In the study, the investigators sampled oral swabs from 65 farm workers and 52 non-farm worker adults from the Yakima Valley (Washington) community agricultural cohort during the spring and summer (2005), when farm workers can undergo high pesticide exposures while working in recently sprayed orchards, thinning the fruit and pruning; and during winter (2006), when exposures are quite low.
Concurrently, they measured blood levels of organophosphate pesticides in the study subjects.
The most important finding was that among those farm workers in whom the organophosphate pesticide, Azinphos-methyl was detected in the blood, the researchers found "significantly reduced abundances of seven common taxa of oral bacteria, including Streptococcus, one of the most common normal microbiota in the mouth," said first author, Ian B. Stanaway.
Changes in populations, species, and strains of Streptococcus, as well as from the genus, Halomonas, remained particularly low during the following winter.
The investigators also saw a pesticide-associated spring/summer general reduction in bacterial diversity in the study subjects, which persisted into the winter, suggesting that "long-lasting effects on the commensal microbiota have occurred," according to the report.

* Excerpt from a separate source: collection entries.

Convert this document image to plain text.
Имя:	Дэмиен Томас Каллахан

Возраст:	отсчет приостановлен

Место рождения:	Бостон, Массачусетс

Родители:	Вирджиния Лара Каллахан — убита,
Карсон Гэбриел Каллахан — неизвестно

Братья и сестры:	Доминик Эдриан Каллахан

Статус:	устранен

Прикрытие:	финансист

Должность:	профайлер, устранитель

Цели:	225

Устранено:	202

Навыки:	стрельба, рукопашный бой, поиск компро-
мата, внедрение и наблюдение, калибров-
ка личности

Predictably, farm workers had greater blood concentrations of pesticide, and greater changes in their oral microbiota than local, non-farm working adults.
"The challenge becomes, what does this mean," said principal investigator Faustman. "We don't know," she said, adding that "we depend on the micriobiome for many metabolic processes."
Nonetheless, "in other studies, changes in species and strains of Streptococcus have been associated with changes in oral health," noted Stanaway.
The study subjects' enthusiasm for the research has been important to its success, said co-author Beti Thompson. The investigators have followed the study participants for more than ten years, she said.
"They are very interested in all the effects of pesticides. They have contributed thousands of urine samples, tens of cheek cell samples, blood samples, saliva samples, and house and vehicle dust."
The research has been published in Applied and Environmental Microbiology, a journal of the American Society for Microbiology.